For three days, Rodrigo Salvador Sardalla Sotto and Justine Anne Tan Gaurino of Johnson & Johnson Phils., toughed it out with ten other tandem teams. As part of this year’s batch of young marketers from top PANA member companies, Sotto and Gaurino went through rigid training and intensive face-to-face grilling from industry mentors, and emerged on top.
“Debate, debate, debate… then decide. That’s what we did,” reveals Sotto, who unabashedly expressed his drive to win. “I can say that I haven’t wanted anything this much. I really wanted it and it was what drove us to hardly having any sleep these past 2 days,” he adds.
The young marketers were tasked to develop a plan to promote OPM to Filipinos who are now exposed to Lady Gaga, Katy Perry and the iTunes world.
Following stringent Cannes Lions rules, the teams are given overnight to prepare a brief that had to be submitted by 8:30am on judgment day. Teams are allotted only 5 minutes to present the maximum 8 slides allowed.
Sotto and Gaurino of Team Johnson & Johnson questioned the challenge. “The real problem is not ‘OPM v foreign’ because 80% of songs in the weekly top radio charts are OPM. The real problem is illegal music downloads. That’s what’s killing the music industry,” their brief read.
Working on an insight that Pinoys love their mobile phones, and they love videoke, Team Johnson & Johnson proposed a Mobioke (mobile videoke) interactive, innovative package that can download minus one versions of their favorite OPM via opm2go.ph complete with video and correct lyrics. The team identified the practical Filipino market as one that will not spend much to buy music.
“There were too many layers on the issue presented. We kept going back to the consumer in trying to understand the problem, and tried to focus and understand what was at the core of it,” says Gaurino.
“After struggling with a lot of ideas, we mapped out targeting a certain consumer segment, and always going back to the objective of the brief. When we decided to proceed with this route, it was just a matter of tightening (the presentation),” she added.
After their first run-in with the judges of Day 1, Sotto and Gaurino inquired from the organizers how they fared, and how the judges ranked them. They were in the Top 4.

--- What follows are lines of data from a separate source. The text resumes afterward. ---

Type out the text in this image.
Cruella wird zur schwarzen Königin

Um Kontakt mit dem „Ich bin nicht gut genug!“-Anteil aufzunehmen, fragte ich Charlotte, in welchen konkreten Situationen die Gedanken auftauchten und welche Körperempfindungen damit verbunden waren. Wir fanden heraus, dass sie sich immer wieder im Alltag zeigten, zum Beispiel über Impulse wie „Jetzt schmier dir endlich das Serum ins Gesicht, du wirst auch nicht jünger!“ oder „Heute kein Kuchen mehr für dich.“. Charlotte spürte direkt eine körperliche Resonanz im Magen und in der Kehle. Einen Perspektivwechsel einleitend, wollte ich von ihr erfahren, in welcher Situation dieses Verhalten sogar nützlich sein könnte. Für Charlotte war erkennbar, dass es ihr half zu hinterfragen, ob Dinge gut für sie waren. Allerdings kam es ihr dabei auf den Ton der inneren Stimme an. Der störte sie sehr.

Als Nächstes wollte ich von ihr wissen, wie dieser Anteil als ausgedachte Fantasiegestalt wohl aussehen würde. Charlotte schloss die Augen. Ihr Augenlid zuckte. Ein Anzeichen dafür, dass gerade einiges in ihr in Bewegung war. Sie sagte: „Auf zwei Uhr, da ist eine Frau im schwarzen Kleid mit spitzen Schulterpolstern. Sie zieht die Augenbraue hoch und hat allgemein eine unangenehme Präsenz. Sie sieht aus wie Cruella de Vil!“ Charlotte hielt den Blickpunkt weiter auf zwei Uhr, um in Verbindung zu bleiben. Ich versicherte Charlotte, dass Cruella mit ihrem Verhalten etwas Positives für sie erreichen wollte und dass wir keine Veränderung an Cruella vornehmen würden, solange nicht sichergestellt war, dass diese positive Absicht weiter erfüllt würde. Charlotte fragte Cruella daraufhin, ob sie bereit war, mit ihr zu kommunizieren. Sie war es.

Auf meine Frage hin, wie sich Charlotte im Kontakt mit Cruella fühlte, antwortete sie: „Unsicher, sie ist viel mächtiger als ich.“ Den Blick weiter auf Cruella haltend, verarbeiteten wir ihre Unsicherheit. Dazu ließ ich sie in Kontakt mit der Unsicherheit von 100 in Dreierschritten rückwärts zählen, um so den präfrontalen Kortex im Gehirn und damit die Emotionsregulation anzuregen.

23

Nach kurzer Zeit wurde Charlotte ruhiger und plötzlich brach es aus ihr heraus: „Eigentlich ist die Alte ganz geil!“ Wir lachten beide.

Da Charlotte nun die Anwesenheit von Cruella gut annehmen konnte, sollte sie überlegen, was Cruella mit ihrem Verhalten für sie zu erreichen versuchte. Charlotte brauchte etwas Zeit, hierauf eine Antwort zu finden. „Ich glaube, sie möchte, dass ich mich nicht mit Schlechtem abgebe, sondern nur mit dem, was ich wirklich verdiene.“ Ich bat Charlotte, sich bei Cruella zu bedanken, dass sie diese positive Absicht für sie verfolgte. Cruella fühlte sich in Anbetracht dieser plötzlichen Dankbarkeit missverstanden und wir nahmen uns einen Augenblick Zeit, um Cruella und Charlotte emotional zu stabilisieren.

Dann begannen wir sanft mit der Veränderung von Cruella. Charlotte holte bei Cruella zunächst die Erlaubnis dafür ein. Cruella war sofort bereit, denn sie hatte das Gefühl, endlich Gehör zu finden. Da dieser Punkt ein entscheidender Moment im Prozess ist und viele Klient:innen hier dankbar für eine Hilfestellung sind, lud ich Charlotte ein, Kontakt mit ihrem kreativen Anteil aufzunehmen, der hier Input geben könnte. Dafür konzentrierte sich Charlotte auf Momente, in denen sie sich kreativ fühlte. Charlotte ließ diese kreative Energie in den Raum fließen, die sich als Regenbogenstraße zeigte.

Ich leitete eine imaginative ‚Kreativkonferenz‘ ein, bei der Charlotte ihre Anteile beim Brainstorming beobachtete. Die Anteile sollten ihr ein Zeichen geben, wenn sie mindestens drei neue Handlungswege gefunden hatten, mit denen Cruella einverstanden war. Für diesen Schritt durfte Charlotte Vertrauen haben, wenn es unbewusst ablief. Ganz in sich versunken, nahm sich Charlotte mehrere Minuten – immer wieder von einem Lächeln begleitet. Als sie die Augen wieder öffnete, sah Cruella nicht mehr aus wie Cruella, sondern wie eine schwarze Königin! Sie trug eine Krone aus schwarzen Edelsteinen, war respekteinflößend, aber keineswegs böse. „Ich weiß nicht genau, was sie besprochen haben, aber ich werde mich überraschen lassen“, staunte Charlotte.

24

“They were the only ones who asked that from among the teams,” says Aileen Lucero, Administration Project Manager.
From the top ranked teams from Day 1, only Team Johnson & Johnson remained in the Top 3.
“Definitely the past three days have helped us generate the output that we came up with. There is no way we could have produced that brief if we didn’t go through the learnings of the past few days. It was a mind blowing, mind opening experience,” admits Sotto.
Gaurino agrees, saying, “Going through that process allowed us to funnel our thoughts. Coming from the learning, the problem is the most important part of making a brief. Having a clear understanding of the problem will help you come up with a clear and spot on solution.
The first two Team PANA Philippines won Silver in 2010, then Gold in 2011. PANA Brand Camp creator Margot Torres is positive of winning a third. Much is expected from Sotto and Gaurino.
“The weight on our shoulders is immense. The pressure is so intense. But we will do our best to make the Philippines proud,” declares Sotto.
“I hope that it’s a good learning experience like Brand Camp, and that we will meet the expectations of the people that went before us,” says an excited Gaurino.